10,181 posts, read 10,264,759 times
Reputation: 9252
A lot of white flight (from certain cities) took place in NJ after the '67 riots.

In my town, when a 100 unit public housing project was built in 1960, the Jews who had lived for decades in a small Jewish community that consisted of a few blocks surrounding an apt complex (all Jewish), fled shortly after. The public housing was built maybe 5 blocks (suburban blocks) away. All of sudden this apartment complex and it's residents were being targeted.

That apt complex still stands, as does the surrounding neighborhood and both have been a POS since I was a kid.

That same public housing project (blocks of 2 story units) built in 1960 was recently knocked down. What was rebuilt? Absolutely gorgeous. 70 units (of Phase I) with only 17 public housing units. Hasn't changed the neighborhood at all. More aesthetically pleasing, yes. Crime? No difference (my business sits on the street right in front of this project). The folks who got "kicked out" with vouchers? Moved in to the surrounding neighborhoods - in to private rentals that accepted section 8s. And to the poster who thinks section 8 approved private homes are kept up better due to the HUD yearly inspection? No. Those inspections are a joke. So are the 5 year state inspections LLs have to have if they own a rental property with more than 3 units.

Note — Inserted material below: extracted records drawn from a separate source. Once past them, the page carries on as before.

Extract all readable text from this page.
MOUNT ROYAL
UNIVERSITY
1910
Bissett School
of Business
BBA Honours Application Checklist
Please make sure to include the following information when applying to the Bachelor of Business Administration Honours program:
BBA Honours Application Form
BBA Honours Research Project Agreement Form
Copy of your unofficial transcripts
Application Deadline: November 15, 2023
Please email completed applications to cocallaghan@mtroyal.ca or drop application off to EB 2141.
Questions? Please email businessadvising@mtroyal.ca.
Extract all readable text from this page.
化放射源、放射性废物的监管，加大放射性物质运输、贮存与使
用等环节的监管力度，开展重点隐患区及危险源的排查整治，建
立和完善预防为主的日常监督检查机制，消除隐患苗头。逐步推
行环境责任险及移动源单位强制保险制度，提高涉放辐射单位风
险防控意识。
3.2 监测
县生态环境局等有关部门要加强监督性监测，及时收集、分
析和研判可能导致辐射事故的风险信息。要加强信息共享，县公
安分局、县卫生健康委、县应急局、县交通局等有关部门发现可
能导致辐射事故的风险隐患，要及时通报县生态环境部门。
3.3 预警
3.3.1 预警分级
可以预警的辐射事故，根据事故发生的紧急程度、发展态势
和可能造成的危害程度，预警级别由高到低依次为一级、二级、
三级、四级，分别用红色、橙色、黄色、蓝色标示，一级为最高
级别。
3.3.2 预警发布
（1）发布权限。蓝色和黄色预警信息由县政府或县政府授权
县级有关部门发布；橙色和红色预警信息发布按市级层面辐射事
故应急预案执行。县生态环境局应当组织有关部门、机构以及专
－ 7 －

We had our 2 year inspection on one of our properties about two months ago. We had an issue with the front porch after the huge snowstorm we had this winter, and it was bad. You couldn't not notice how bad it was. One support pillar was on a dangerous angle. Inspector didn't say one word about the porch - and we weren't offering any info. Once cited for a violation, you have 30 days to remedy or be fined, daily, by the city.

After one of our tenants told us that we needed to come see how a vertical support (pillar) had shifted after the storm, we did & the next thing we did was call our architect & have him get over there and draw up plans for the porch (city demands architects be involved for everything). That took a few weeks from start to finish. Our contractor had just applied for the permit, but the city moves so darn slow (quick to fine, but moves slow with everything else) we weren't going to mention the plans had been submitted for approval. All the inspector said we had to do was replace something on one of the water heaters.

We bought a 4 family 3 years ago. From a slumlord. All 4 units were rented to section 8s. Annual inspection? One tenant had her oven door duct-taped in order to keep it closed. She said it had been like that since she moved in 3 years previously. The annual HUD inspection check list for "approved" section 8 housing shouldn't have allowed that. The rest of what we found when it came to heating/electrical? Someone looked the other way on their "inspection" tour. Every single year. And not just one inspector from HUD, but the city inspectors as well.